Phase II/III Trial of Arimoclomol in SOD1-Positive Familial ALS
Opens for Enrollment

Updated November 2009

Status: Enrolling

A clinical trial of arimoclomol in patients with rapidly progressive forms of familial ALS caused by mutations in the superoxide dismutase (SOD1) gene has begun enrollment at Emory University in Atlanta, GA.

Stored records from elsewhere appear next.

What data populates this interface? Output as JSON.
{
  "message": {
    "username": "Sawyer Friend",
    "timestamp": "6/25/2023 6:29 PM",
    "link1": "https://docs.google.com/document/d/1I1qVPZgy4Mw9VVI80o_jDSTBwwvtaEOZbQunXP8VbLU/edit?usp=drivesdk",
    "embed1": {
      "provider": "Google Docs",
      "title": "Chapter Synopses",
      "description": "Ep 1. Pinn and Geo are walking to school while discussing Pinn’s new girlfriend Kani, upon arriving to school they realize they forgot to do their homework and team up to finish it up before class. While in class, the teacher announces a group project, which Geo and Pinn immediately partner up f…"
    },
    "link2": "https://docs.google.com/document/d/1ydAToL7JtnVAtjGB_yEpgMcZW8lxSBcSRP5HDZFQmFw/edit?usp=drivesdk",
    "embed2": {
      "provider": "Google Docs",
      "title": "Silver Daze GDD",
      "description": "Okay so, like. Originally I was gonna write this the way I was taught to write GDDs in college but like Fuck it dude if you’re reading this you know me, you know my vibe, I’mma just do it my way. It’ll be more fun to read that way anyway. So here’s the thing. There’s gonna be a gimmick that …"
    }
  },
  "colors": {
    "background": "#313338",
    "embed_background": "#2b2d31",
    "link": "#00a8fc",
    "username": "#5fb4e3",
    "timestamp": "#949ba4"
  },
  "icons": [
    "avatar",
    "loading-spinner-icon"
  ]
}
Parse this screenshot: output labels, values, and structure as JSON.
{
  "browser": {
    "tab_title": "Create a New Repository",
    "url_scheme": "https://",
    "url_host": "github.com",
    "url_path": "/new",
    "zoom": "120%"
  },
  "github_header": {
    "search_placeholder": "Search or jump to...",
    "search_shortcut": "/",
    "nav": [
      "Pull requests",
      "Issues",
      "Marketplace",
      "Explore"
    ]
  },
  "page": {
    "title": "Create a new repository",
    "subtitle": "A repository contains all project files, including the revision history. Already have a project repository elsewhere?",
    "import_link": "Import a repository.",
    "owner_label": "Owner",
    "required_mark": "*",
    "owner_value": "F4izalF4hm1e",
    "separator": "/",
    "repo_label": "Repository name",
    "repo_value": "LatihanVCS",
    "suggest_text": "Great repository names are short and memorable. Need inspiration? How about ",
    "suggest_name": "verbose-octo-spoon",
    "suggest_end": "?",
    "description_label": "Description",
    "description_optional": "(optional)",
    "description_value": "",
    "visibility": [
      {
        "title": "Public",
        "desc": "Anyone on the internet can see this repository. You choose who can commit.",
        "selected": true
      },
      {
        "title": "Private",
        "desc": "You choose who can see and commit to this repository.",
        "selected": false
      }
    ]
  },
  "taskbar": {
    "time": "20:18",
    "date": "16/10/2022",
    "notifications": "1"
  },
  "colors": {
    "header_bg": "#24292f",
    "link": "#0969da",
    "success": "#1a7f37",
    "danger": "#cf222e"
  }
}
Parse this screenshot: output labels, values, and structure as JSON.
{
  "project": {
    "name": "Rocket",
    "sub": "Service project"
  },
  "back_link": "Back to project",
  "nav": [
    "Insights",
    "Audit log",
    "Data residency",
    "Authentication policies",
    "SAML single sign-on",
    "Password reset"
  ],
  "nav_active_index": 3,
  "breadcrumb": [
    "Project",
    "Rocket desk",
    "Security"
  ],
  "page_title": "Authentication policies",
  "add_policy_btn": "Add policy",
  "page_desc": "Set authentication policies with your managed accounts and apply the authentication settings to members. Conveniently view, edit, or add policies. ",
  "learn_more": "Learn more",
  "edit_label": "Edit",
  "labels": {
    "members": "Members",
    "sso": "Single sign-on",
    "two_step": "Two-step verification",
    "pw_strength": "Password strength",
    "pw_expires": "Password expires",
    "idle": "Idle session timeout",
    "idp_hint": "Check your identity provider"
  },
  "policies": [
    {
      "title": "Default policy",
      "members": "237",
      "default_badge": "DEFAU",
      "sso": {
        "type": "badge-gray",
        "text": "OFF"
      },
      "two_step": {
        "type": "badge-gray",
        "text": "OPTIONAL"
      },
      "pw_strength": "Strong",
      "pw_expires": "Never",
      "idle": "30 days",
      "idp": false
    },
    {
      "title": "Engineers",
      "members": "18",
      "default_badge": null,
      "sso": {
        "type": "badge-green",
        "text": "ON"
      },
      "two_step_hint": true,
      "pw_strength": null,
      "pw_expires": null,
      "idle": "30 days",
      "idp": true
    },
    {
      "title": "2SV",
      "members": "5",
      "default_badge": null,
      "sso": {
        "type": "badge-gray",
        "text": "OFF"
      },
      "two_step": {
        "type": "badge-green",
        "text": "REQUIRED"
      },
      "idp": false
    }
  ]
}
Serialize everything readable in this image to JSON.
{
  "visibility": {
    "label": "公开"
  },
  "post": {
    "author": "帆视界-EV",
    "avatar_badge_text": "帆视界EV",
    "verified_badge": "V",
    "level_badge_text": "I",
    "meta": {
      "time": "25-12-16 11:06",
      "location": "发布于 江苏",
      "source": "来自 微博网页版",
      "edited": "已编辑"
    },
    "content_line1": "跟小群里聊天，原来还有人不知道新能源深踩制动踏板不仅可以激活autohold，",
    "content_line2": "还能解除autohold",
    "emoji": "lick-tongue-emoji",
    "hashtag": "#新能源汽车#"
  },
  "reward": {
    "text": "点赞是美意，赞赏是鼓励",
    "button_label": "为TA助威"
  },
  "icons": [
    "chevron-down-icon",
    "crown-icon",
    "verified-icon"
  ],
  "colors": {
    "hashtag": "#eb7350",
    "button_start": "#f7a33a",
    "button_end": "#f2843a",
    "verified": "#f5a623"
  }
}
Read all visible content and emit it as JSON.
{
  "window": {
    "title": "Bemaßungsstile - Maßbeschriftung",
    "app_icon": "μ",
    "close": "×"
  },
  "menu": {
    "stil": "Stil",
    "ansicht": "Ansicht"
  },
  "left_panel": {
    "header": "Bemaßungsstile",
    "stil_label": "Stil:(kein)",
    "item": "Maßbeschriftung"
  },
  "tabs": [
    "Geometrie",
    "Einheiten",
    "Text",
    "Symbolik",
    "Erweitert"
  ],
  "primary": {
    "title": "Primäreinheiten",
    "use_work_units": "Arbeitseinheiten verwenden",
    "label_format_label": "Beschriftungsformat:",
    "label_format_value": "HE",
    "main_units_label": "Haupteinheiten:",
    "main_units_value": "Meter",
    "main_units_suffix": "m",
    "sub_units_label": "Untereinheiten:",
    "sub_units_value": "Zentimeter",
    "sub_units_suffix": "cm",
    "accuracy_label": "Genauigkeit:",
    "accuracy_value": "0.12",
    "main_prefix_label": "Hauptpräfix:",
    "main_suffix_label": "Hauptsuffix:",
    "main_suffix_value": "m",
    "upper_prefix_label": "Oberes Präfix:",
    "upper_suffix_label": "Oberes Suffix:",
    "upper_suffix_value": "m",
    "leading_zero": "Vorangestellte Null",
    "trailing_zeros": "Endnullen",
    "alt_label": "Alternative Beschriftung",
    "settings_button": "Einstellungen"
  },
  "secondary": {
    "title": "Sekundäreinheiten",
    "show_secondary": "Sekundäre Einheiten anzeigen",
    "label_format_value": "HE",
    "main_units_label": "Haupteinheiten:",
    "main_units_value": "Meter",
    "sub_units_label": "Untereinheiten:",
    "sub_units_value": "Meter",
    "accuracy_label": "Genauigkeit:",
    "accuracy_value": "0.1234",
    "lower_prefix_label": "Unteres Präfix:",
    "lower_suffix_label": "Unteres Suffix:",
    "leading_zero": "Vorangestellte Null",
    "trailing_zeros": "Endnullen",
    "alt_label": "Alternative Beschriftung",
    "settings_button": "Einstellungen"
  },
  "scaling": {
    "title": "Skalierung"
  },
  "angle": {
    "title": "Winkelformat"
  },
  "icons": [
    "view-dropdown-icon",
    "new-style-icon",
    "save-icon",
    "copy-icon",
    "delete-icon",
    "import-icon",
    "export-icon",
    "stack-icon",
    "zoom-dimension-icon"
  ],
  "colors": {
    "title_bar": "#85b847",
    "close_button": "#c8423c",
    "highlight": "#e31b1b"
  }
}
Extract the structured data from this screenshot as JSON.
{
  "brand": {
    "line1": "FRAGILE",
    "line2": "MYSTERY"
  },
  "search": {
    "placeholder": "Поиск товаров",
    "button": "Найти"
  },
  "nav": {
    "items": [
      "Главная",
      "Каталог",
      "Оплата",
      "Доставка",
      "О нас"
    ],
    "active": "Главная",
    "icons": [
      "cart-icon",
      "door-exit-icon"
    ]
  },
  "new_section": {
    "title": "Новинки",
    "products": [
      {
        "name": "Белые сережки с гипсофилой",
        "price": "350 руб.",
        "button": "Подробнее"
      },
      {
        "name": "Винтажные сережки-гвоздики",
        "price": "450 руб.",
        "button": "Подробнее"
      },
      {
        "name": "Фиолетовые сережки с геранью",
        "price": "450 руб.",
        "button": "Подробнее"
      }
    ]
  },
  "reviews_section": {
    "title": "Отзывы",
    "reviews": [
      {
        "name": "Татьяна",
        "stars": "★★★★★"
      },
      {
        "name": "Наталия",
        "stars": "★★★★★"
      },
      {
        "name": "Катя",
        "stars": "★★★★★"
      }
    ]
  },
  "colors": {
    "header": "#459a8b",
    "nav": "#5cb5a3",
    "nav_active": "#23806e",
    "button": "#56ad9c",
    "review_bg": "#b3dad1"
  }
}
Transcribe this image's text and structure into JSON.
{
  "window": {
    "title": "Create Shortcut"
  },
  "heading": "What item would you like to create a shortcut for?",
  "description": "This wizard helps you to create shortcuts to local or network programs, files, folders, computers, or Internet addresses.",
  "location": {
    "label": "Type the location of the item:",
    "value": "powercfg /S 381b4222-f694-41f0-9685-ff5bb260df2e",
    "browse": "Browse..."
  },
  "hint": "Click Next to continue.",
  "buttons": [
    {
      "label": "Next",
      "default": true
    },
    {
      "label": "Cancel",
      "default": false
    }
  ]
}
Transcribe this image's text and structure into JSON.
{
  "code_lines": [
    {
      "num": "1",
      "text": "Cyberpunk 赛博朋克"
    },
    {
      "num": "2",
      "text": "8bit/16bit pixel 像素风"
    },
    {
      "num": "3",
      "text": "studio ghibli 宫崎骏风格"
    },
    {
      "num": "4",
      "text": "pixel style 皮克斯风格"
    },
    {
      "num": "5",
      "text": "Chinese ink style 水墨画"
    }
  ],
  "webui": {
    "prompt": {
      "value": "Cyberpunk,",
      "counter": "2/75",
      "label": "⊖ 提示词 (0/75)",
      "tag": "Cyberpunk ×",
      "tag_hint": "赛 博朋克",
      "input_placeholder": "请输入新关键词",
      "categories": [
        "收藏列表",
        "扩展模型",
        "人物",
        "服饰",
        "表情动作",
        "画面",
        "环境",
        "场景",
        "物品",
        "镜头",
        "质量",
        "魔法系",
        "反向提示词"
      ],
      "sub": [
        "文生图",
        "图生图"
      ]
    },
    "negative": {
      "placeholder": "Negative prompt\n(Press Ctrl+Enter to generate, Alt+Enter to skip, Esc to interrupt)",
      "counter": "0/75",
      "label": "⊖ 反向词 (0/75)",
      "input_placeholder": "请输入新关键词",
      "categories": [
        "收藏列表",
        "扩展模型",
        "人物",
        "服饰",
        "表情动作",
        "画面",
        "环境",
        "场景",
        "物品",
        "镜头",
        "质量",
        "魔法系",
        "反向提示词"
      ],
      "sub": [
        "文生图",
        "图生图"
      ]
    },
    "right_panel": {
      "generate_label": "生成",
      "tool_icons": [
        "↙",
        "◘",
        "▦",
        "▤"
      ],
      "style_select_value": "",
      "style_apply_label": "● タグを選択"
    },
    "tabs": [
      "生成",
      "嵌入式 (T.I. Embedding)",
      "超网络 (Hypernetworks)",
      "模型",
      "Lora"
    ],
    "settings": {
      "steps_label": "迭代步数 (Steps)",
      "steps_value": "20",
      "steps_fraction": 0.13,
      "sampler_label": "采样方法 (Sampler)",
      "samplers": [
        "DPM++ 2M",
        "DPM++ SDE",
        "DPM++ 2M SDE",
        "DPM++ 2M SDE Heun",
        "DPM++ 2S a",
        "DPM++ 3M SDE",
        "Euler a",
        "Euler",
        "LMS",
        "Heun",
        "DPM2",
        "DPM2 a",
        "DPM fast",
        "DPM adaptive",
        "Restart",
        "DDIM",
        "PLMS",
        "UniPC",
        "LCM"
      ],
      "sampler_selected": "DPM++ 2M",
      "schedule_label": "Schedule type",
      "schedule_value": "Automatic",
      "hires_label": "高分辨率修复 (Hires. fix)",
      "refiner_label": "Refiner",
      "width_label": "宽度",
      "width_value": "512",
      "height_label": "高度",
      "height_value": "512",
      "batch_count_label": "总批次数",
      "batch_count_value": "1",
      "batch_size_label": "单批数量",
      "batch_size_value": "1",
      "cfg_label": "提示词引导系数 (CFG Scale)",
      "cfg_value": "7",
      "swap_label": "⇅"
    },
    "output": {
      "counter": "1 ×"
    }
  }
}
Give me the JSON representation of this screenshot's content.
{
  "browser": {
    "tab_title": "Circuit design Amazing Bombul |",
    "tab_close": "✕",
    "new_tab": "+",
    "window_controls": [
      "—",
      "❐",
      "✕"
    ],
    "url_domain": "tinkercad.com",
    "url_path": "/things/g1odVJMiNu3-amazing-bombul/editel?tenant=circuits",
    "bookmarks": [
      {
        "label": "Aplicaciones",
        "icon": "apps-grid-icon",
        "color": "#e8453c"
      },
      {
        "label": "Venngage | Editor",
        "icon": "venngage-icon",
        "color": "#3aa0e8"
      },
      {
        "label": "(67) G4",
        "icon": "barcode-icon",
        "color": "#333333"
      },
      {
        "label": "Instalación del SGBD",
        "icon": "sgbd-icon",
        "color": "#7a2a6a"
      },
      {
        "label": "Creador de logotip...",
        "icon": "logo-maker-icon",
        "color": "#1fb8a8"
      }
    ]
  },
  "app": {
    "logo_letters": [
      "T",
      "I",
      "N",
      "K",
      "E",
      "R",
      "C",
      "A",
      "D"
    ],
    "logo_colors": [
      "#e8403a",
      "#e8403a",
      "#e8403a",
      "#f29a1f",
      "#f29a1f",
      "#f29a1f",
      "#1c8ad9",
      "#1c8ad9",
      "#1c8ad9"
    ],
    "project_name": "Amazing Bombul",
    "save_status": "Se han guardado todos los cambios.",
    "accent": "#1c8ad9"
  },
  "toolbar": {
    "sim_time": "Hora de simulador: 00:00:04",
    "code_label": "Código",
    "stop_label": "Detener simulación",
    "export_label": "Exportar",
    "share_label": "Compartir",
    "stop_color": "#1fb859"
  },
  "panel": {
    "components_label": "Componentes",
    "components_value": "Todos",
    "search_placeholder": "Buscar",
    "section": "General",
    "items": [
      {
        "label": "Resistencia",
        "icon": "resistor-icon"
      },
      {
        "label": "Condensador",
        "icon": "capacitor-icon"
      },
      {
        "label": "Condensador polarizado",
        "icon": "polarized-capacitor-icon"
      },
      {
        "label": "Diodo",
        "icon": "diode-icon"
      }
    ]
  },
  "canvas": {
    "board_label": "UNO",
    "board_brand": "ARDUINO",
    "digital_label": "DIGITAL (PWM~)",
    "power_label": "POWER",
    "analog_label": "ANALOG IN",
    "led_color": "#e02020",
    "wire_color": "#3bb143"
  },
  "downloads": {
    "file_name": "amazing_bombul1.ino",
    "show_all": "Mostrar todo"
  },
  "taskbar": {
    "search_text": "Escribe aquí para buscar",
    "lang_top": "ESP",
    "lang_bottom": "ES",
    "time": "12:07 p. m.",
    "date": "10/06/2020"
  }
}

Arimcolomol acts by upregulating heat shock proteins. It is effective in the SOD1 mouse model of ALS even when initiated after the onset of symptoms, and was found to be safe and well tolerated in a previous phase II clinical trial that included patients with sporadic ALS.

Previously, medications that have been found to be effective in the mouse model of ALS have not shown benefit when brought to human clinical trials. Investigators at Emory University in Atlanta and the Massachusetts General Hospital (MGH) in Boston, led by Drs. Michael Benatar and Merit Cudkowicz, believe that the SOD1 mouse model of ALS most closely resembles SOD1-positive familial ALS in human and hence this is the population most likely to benefit from arimcolomol.

The target population for this double-blind, placebo-controlled, seamless adaptive design phase II/III clinical trial is patients with rapidly progressive ALS due to select mutations in the SOD1 gene. The trial aims initially to recruit 30 ALS patients in order to evaluate drug safety and tolerability. Thereafter, approximately 50 more patients will be recruited. All study participants will be treated for a total of 12 months. Study visits will occur monthly for the first six months and every other month thereafter. Participants in the trial will travel (at the study’s expense) either to Emory or MGH for the initial and month‑2 study visits. All other study visits will take place in individual patients’ homes to alleviate their burden of travel. especially as the disease progresses.

Patients with familial ALS who do not know if they carry a mutation in the SOD1 gene, as well as patients with known abnormalities in the SOD1 gene, are encouraged to contact Dr. Benatar or Dr. Cudkowicz to learn more about this trial. Additional information is also available at the clinicaltrials.gov website.

The study is funded through TREAT ALS pilot clinical studies and will use the TREAT ALS/NEALS clinical trial website.